The people of Paphos have, in principal, given their approval to high-rise buildings during an public discussion held in the municipalities of Yeroskipou and Paphos town which provided a forum for locals wishing to voice their opinions.

Paphos councilor Nicos Similides who attended the recent meeting said: ‘In my opinion it’s now necessary to have multi story building in Paphos. We haven’t officially discussed the matter at a council meeting yet, but I’ve spoken to numerous residents in Paphos and they share the same opinion.’

He said it was time to select an area to build multi story constructions.

“This will save us space, create more areas of green, and space for roads, and so on. I hope the council will soon pass this idea, which will give us stronger power with the government for new town planning, and give us more choices,” he added.

The councilor believes they will be able to assure the government of the need for these types of buildings, which have the added advantage of being flexible.

Yeroskipou councilor Panicos Skordis agreed.
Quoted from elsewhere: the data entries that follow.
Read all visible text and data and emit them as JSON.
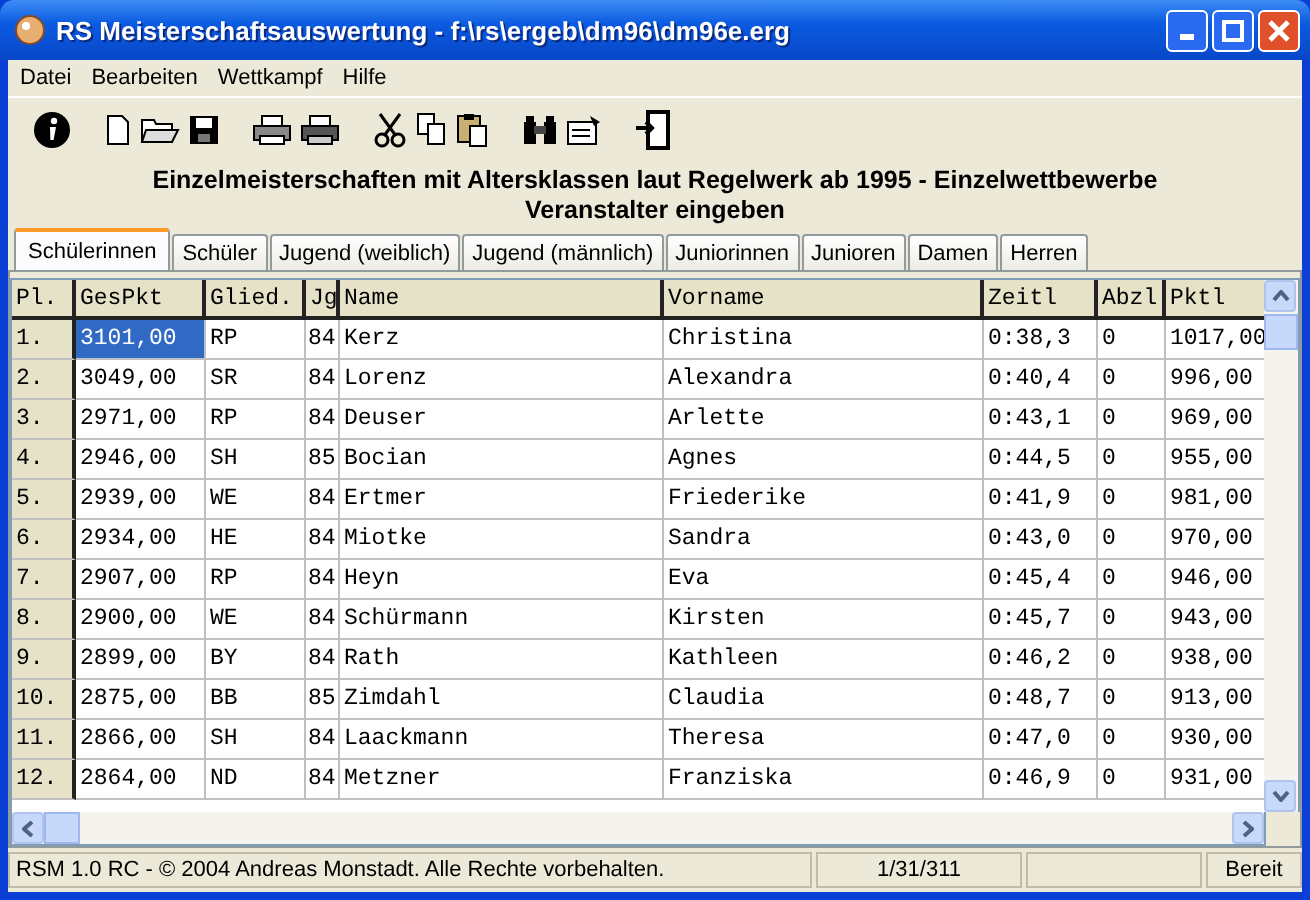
{
  "window": {
    "title": "RS Meisterschaftsauswertung - f:\\rs\\ergeb\\dm96\\dm96e.erg"
  },
  "menu": [
    "Datei",
    "Bearbeiten",
    "Wettkampf",
    "Hilfe"
  ],
  "heading": [
    "Einzelmeisterschaften mit Altersklassen laut Regelwerk ab 1995 - Einzelwettbewerbe",
    "Veranstalter eingeben"
  ],
  "tabs": [
    {
      "label": "Schülerinnen",
      "selected": true
    },
    {
      "label": "Schüler",
      "selected": false
    },
    {
      "label": "Jugend (weiblich)",
      "selected": false
    },
    {
      "label": "Jugend (männlich)",
      "selected": false
    },
    {
      "label": "Juniorinnen",
      "selected": false
    },
    {
      "label": "Junioren",
      "selected": false
    },
    {
      "label": "Damen",
      "selected": false
    },
    {
      "label": "Herren",
      "selected": false
    }
  ],
  "table": {
    "columns": [
      "Pl.",
      "GesPkt",
      "Glied.",
      "Jg",
      "Name",
      "Vorname",
      "Zeitl",
      "Abzl",
      "Pktl"
    ],
    "rows": [
      {
        "selected": true,
        "cells": [
          "1.",
          "3101,00",
          "RP",
          "84",
          "Kerz",
          "Christina",
          "0:38,3",
          "0",
          "1017,00"
        ]
      },
      {
        "selected": false,
        "cells": [
          "2.",
          "3049,00",
          "SR",
          "84",
          "Lorenz",
          "Alexandra",
          "0:40,4",
          "0",
          "996,00"
        ]
      },
      {
        "selected": false,
        "cells": [
          "3.",
          "2971,00",
          "RP",
          "84",
          "Deuser",
          "Arlette",
          "0:43,1",
          "0",
          "969,00"
        ]
      },
      {
        "selected": false,
        "cells": [
          "4.",
          "2946,00",
          "SH",
          "85",
          "Bocian",
          "Agnes",
          "0:44,5",
          "0",
          "955,00"
        ]
      },
      {
        "selected": false,
        "cells": [
          "5.",
          "2939,00",
          "WE",
          "84",
          "Ertmer",
          "Friederike",
          "0:41,9",
          "0",
          "981,00"
        ]
      },
      {
        "selected": false,
        "cells": [
          "6.",
          "2934,00",
          "HE",
          "84",
          "Miotke",
          "Sandra",
          "0:43,0",
          "0",
          "970,00"
        ]
      },
      {
        "selected": false,
        "cells": [
          "7.",
          "2907,00",
          "RP",
          "84",
          "Heyn",
          "Eva",
          "0:45,4",
          "0",
          "946,00"
        ]
      },
      {
        "selected": false,
        "cells": [
          "8.",
          "2900,00",
          "WE",
          "84",
          "Schürmann",
          "Kirsten",
          "0:45,7",
          "0",
          "943,00"
        ]
      },
      {
        "selected": false,
        "cells": [
          "9.",
          "2899,00",
          "BY",
          "84",
          "Rath",
          "Kathleen",
          "0:46,2",
          "0",
          "938,00"
        ]
      },
      {
        "selected": false,
        "cells": [
          "10.",
          "2875,00",
          "BB",
          "85",
          "Zimdahl",
          "Claudia",
          "0:48,7",
          "0",
          "913,00"
        ]
      },
      {
        "selected": false,
        "cells": [
          "11.",
          "2866,00",
          "SH",
          "84",
          "Laackmann",
          "Theresa",
          "0:47,0",
          "0",
          "930,00"
        ]
      },
      {
        "selected": false,
        "cells": [
          "12.",
          "2864,00",
          "ND",
          "84",
          "Metzner",
          "Franziska",
          "0:46,9",
          "0",
          "931,00"
        ]
      }
    ]
  },
  "status_bar": [
    "RSM 1.0 RC - © 2004 Andreas Monstadt. Alle Rechte vorbehalten.",
    "1/31/311",
    "Bereit"
  ]
}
“I believe taller buildings in Yeroskipou will greatly benefit us. But these mustn’t be built in the historic centre, but in other carefully selected places. This will give us more space and we will be able to leave more green areas free,” he said.

But the councilor stressed that buildings no higher than three or flour floors should be constructed.

“Multi level buildings are not an option for us,” he added.

Skordis suggested the creation of underground spaces to solve the parking problem.

Most of the people attending the open session didn’t raise objections to the idea of multi storey building in Paphos.

However they did stipulate that conditions should be attached. These included restricting these types of buildings to specified areas of the town centre.

They underlined that green areas, playgrounds, large parking areas, squares, pathways and pavements should also be built.

Agyris Ioannou the President of the European Environmental movement said, generally they were against the building of high-rise blocks.

“They’re soulless and make people feel as if they’re living in cages. But in the case of offices in town centres, I can see that it’s sometimes necessary. This isn’t so for Paphos though,” he said.

Ioannou agreed that there was an urgent need for more parking spaces in Paphos, but came up with an alternative suggestion.

“It would be a better idea to create two large car parks on the outskirts of the town, where people can leave their cars and either walk or catch a bus into the centre. This system of ‘park and ride,’ is already operation successfully in many towns in the UK,” he said.

Ioannou believes that if the centre of the town was pedestrianised, there would be no alternative but to implement this idea, which he said was usual in other European towns and cities.

“It also makes the citizens healthier,” he added.’ We could also use bicycles, but we need to create more bicycle lanes and promote cycling more.”

Meanwhile, Andreas Evlavis of the Green Party said they hadn’t discussed the matter, but thought there were positives and negatives. “If we build high-rise buildings we will free up more areas of green. This is a very good thing. We will win space by doing this,” he added.

“But I don’t necessarily trust this to happen. Will the green areas be left as such or will they get swallowed up? This proposal should only apply to the centre of Paphos.”

He also said the buildings should not be in front of the sea, and any building should be at least 500 metres from the coastline.

“Sadly this isn’t the case in Paphos, and it’s too late to specify this now,” he said.

Evlavis said he believed such builds could be used for any purpose, but must ensure a high level of construction because Paphos was at risk from earthquakes.

“Contractors must stick to the rules when they’re building. There isn’t enough control from the planning stage through to completion, because there just isn’t enough staff to control this. I’ve even heard of large blocks of flats never being inspected at all,” he said.

During the meeting, residents also made a request for the removal of all petrol stations from the centre of Paphos, saying it created traffic jams, and were hazardous.